14 mai 2026

Sommet Africa-Forward à Nairobi : vers une alliance stratégique inédite entre la France et l’afrique

Un tournant diplomatique au cœur de la capitale kényane

C’est dans l’enceinte du Kenyatta International Convention Centre (KICC) de Nairobi que s’ouvre aujourd’hui une rencontre d’une importance capitale. Le sommet Africa-Forward, co-présidé par Emmanuel Macron et William Ruto, marque le début de deux journées de discussions approfondies. Loin des cérémonies protocolaires traditionnelles, cette initiative ambitionne de poser les fondements d’un partenariat rénové, fondé sur l’innovation et la recherche scientifique.

Nairobi, symbole d’une nouvelle vision continentale

Le choix de Nairobi comme hôte de ce sommet n’est pas anodin. En s’associant à cette nation, recognised pour son dynamisme économique en Afrique de l’Est ainsi que pour son engagement pionnier en matière de transition écologique, la France affiche clairement sa volonté de rompre avec une approche historiquement centrée sur la sphère francophone. Cette démarche s’inscrit dans une perspective résolument panafricaine.

Sept axes majeurs pour une coopération renforcée

Les discussions s’articulent autour de sept domaines stratégiques essentiels :

  • La transition énergétique et l’industrialisation verte ;
  • La refonte de l’architecture financière internationale ;
  • Les avancées en intelligence artificielle et technologies numériques ;
  • Les enjeux sanitaires, l’agriculture durable et l’économie bleue.

Une révolution dans la coopération scientifique

Un exemple marquant de cette nouvelle approche réside dans la collaboration scientifique. En 2024, le CNRS a établi un bureau permanent à Nairobi, marquant ainsi une étape décisive. Cette initiative illustre une transition : d’une science descendante vers une co-construction mutuellement bénéfique.

Le bureau de Nairobi agit comme un pôle d’excellence pour l’Afrique de l’Est et centrale, favorisant la mobilité des chercheurs et l’échange d’infrastructures.

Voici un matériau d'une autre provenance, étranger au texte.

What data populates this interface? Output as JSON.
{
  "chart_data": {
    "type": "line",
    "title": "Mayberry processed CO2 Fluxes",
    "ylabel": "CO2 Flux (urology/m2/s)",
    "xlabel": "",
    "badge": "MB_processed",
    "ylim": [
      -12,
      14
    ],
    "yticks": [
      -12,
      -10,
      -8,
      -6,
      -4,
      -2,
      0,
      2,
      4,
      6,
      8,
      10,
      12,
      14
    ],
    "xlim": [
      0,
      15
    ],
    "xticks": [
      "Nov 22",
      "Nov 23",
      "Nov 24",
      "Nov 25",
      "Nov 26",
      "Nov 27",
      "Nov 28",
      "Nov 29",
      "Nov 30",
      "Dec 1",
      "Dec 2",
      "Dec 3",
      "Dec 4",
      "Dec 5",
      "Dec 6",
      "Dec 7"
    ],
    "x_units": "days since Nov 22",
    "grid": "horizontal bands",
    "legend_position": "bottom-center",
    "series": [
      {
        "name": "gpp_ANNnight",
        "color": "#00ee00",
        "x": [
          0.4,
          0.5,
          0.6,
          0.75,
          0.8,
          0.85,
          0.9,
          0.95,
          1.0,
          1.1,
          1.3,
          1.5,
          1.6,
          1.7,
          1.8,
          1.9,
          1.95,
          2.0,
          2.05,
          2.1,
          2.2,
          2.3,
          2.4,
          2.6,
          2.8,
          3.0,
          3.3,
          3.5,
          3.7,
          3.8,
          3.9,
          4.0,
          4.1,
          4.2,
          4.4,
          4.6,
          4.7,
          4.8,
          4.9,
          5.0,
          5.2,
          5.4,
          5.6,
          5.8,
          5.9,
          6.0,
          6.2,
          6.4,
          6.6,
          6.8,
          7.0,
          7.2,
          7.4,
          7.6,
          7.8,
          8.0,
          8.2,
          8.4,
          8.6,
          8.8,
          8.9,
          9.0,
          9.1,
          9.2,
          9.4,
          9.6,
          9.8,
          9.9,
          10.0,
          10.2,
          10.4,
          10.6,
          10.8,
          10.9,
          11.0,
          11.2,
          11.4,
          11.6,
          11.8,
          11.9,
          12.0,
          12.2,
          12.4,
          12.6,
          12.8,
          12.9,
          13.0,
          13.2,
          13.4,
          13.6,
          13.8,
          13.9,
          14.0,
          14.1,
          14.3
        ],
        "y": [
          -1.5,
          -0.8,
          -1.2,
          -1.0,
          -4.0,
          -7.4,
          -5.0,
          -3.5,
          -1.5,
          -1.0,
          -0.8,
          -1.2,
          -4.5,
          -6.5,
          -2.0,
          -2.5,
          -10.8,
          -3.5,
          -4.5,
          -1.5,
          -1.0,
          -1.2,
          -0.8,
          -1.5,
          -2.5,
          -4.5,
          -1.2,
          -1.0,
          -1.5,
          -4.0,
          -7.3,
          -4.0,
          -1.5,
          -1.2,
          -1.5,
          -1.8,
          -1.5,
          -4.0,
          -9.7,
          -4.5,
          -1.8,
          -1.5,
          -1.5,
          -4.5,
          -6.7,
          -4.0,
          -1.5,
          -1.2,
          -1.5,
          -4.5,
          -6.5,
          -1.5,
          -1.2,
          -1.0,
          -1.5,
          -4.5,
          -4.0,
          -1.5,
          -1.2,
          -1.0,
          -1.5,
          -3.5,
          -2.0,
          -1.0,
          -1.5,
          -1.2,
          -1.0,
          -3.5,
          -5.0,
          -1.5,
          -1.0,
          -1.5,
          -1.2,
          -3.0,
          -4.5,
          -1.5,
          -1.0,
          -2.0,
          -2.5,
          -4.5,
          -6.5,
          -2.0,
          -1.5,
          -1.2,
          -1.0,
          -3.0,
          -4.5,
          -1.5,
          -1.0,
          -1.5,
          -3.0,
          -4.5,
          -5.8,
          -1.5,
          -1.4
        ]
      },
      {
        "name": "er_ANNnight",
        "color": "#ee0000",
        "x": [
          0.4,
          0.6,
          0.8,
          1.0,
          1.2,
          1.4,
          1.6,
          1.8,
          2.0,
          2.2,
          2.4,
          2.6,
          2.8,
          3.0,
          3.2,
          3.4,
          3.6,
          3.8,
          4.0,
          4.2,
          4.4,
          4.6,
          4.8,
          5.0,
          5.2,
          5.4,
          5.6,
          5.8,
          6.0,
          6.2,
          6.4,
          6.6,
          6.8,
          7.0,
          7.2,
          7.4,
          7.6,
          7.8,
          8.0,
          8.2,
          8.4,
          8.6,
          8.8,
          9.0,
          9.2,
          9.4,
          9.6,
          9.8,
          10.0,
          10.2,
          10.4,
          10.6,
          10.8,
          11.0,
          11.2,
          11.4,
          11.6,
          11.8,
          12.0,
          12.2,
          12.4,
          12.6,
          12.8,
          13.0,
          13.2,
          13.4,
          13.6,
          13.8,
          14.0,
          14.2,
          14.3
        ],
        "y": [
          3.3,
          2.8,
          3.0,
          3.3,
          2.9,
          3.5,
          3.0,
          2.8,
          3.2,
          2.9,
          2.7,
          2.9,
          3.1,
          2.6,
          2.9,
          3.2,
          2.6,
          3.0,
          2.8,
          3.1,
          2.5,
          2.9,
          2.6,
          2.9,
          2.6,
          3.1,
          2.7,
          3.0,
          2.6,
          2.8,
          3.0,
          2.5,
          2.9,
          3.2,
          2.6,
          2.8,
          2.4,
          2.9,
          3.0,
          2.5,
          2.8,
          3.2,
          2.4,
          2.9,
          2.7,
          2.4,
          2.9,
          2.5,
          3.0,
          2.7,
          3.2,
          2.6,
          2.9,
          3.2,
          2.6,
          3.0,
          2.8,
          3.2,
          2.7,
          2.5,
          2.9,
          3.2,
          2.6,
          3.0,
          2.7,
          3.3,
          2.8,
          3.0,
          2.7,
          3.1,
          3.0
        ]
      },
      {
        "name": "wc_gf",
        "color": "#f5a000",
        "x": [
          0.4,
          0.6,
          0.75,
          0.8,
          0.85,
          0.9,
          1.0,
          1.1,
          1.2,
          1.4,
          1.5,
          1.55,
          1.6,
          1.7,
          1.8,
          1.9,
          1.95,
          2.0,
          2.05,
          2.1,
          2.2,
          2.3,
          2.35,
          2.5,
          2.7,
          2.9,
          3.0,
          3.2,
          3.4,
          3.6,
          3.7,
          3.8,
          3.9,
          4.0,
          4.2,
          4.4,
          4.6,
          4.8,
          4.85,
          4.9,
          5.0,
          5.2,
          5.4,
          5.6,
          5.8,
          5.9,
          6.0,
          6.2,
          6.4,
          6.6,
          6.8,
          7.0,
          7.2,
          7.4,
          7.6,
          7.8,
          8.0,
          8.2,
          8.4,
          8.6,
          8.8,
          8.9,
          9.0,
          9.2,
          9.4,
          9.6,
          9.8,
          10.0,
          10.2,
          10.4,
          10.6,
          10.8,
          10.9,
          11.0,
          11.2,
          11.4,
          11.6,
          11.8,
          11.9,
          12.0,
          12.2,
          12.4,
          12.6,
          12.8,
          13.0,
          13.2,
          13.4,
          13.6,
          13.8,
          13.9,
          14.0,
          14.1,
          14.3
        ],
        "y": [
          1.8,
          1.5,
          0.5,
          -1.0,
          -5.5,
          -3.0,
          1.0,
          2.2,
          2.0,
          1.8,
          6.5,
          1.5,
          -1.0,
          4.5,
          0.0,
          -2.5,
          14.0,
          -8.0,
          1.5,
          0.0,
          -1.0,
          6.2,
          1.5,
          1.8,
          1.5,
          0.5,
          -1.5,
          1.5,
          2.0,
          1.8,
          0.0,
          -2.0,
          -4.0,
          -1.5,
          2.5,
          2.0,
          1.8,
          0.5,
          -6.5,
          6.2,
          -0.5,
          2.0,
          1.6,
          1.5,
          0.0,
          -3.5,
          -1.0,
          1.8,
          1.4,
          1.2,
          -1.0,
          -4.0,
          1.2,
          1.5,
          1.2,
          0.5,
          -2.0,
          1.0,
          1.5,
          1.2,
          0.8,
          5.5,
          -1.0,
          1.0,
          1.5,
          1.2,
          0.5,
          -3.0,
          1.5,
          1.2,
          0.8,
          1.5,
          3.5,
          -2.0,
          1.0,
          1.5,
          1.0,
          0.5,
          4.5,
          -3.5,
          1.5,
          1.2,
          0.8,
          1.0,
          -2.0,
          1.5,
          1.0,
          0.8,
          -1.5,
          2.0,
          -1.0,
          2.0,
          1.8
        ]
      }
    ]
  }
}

Le témoignage d’une chercheuse kényane

Une scientifique locale, dont les travaux sur la biodiversité ont bénéficié de cette collaboration, a partagé son expérience auprès des médias. Grâce à ce partenariat, elle n’a pas seulement obtenu un financement : elle a intégré un réseau mondial où son expertise locale est devenue un atout précieux pour les chercheurs européens. Cette circulation des compétences est précisément ce que le sommet cherche à généraliser.

Enjeux politiques et ambitions diplomatiques

Au-delà des promesses technologiques et économiques, ce sommet revêt une dimension diplomatique majeure. Pour la France, il s’agit de réaffirmer sa position face à la montée en puissance d’autres acteurs internationaux (Chine, Russie, Turquie). Pour William Ruto, président du Kenya, co-organiser cet événement renforce son image de leader panafricain, capable de dialoguer d’égal à égal avec les grandes puissances mondiales.

Un modèle à suivre pour les organisations régionales

Des instances comme la CEDEAO suivent cette initiative avec un intérêt marqué. Si ce sommet parvient à matérialiser les engagements par des investissements concrets (notamment lors du Business Forum réunissant 1 500 participants), il pourrait servir de référence pour remplacer les relations traditionnelles, souvent centrées sur la sécurité, par des partenariats axés sur le développement partagé.

Le pragmatisme comme clé de la réussite

L’originalité de cette rencontre réside dans son approche pragmatique. En mettant en avant des réalisations tangibles, comme celles du CNRS ou des projets agricoles innovants, Paris et Nairobi cherchent à démontrer concrètement les bénéfices mutuels de cette coopération. L’objectif ? Désamorcer les critiques récurrentes envers la présence française en Afrique par des actes plutôt que par des déclarations.

À l’issue de ces 48 heures de travaux, les acteurs attendront des résultats concrets : signatures de contrats, création de laboratoires, et engagements financiers. Ce n’est qu’à cette condition que le slogan « Africa-Forward » passera du statut de concept à celui de réalité tangible pour les entrepreneurs et chercheurs africains.